Hujan abu mewarnai langit Danau Bulan Sabit, sama kelabunya dengan hati Lin Wei saat itu. Di tangannya tergenggam erat jepit rambut perak berbentuk kupu-kupu, satu-satunya peninggalan dari Chen Yi, cinta pertamanya, belahan jiwanya, dan pengkhianatnya. Lima tahun telah berlalu sejak hari itu, hari dimana Chen Yi seharusnya menunggunya di dermaga danau ini, hari dimana mereka berjanji untuk meninggalkan kota yang penuh dusta dan ambisi ini. Lima tahun sejak janji itu dikhianati demi kekayaan dan nama besar yang ditawarkan Keluarga Zhang.
Lin Wei menatap pantulan dirinya di air danau yang bergelombang. Wajahnya tirus, matanya kehilangan kilau masa muda. Dulu, Chen Yi selalu memuji matanya, menyebutnya "bintang-bintang yang terperangkap dalam lautan malam." Sekarang, yang terpancar hanyalah kesedihan yang mendalam.
"Chen Yi..." bisiknya, suaranya nyaris tenggelam dalam deru angin. "Kenapa?"
Bayangan pepohonan di tepi danau menari-nari, seolah berbisik, 'Takdir...'.

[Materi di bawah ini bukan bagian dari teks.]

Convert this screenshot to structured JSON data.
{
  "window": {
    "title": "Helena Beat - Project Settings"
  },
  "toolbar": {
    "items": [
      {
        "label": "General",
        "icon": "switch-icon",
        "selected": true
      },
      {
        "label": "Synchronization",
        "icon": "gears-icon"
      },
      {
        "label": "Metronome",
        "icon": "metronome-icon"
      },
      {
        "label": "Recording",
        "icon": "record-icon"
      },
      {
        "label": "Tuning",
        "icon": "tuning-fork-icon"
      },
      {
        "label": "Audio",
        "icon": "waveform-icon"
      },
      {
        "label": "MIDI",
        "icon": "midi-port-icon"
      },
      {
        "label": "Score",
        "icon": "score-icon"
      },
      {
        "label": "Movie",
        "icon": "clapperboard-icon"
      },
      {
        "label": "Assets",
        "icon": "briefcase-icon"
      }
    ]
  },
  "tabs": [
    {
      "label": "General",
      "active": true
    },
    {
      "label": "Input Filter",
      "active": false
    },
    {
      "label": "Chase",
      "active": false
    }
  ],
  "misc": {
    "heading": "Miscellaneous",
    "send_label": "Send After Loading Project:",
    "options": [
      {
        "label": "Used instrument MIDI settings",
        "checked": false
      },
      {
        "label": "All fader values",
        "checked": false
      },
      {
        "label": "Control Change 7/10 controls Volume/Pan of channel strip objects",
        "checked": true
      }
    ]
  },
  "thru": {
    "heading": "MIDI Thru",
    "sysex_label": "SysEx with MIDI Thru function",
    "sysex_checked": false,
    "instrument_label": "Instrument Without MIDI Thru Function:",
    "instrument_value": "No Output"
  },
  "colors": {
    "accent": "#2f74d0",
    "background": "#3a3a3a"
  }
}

Lin Wei ingat malam itu. Ia menunggunya hingga matahari terbit, hujan mengguyur tubuhnya hingga menggigil. Di kejauhan, ia melihat siluet perahu berlayar menjauhi dermaga, membawa Chen Yi dan mimpinya bersamanya. Ia mendengar desas-desus tentang pernikahan Chen Yi dengan putri Keluarga Zhang, tentang bagaimana ia akan mewarisi kekayaan dan kekuasaan yang tak terbayangkan.
Ia mencoba membencinya, sungguh. Namun, semakin ia berusaha, semakin kuat bayangannya menempel dalam hatinya. Ia mencintai Chen Yi dengan segenap jiwa raganya, dan pengkhianatannya telah merenggut sebagian dari dirinya.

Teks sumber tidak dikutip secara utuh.